Karamanoğulları'nın, Osmanlılar'a bağlanmasından
sonra Anadolu'da merkeziyetçi bir idare kurmak ve Anadolu birliğini sağlamak
düşüncesinde olan Bâyezid, Canik bölgesindeki bazı Türk beylerini idaresi
altına almak için harekete geçer. Bu gayenin gerçekleşmesi için 1398
ilkbaharında o taraflara doğru bir sefere çıkarak Canik Beyi Kubadoğlu
Cüneyd'in üzerine varır. Sonunda bunun merkezi olan Müslüman Samsun'u zapt
eder. Osmanlı hâkimiyeti altında bulunmak sartıyla Cüneyd Bey'e Ladik ve diğer
bazı kaleler bırakılır.
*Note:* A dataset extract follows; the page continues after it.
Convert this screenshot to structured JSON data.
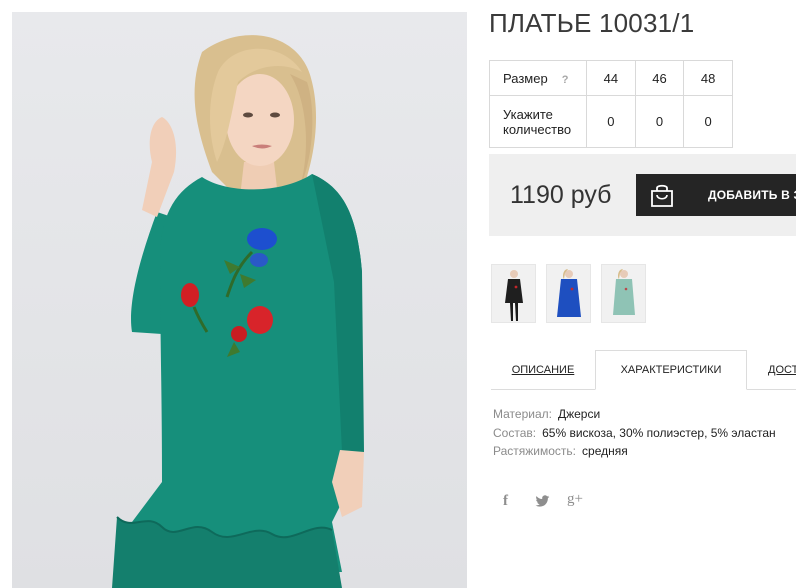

Samsun ve havalisi bir sancak itibar edilerek, Bulgar
Kralı Sisman'in, Müslüman olan oğlu Aleksandr'a verilir.
Yıldırım Bâyezid, daha sonra Bafra ve Giresun
bölgesindeki beyler ile Çarşamba ve Terme havalisine hâkim olan
Taceddinoğulları' nı, sonra da Havza ile Merzifon'a hâkim olan Taşanoğullar'ını
Osmanlılara bağlar. Bu bölgelerin zaptı ile Karadeniz bölgesindeki Osmanlı
sınırı, Trabzon Rum İmparatorluğu sınırına kadar dayanmış oluyordu.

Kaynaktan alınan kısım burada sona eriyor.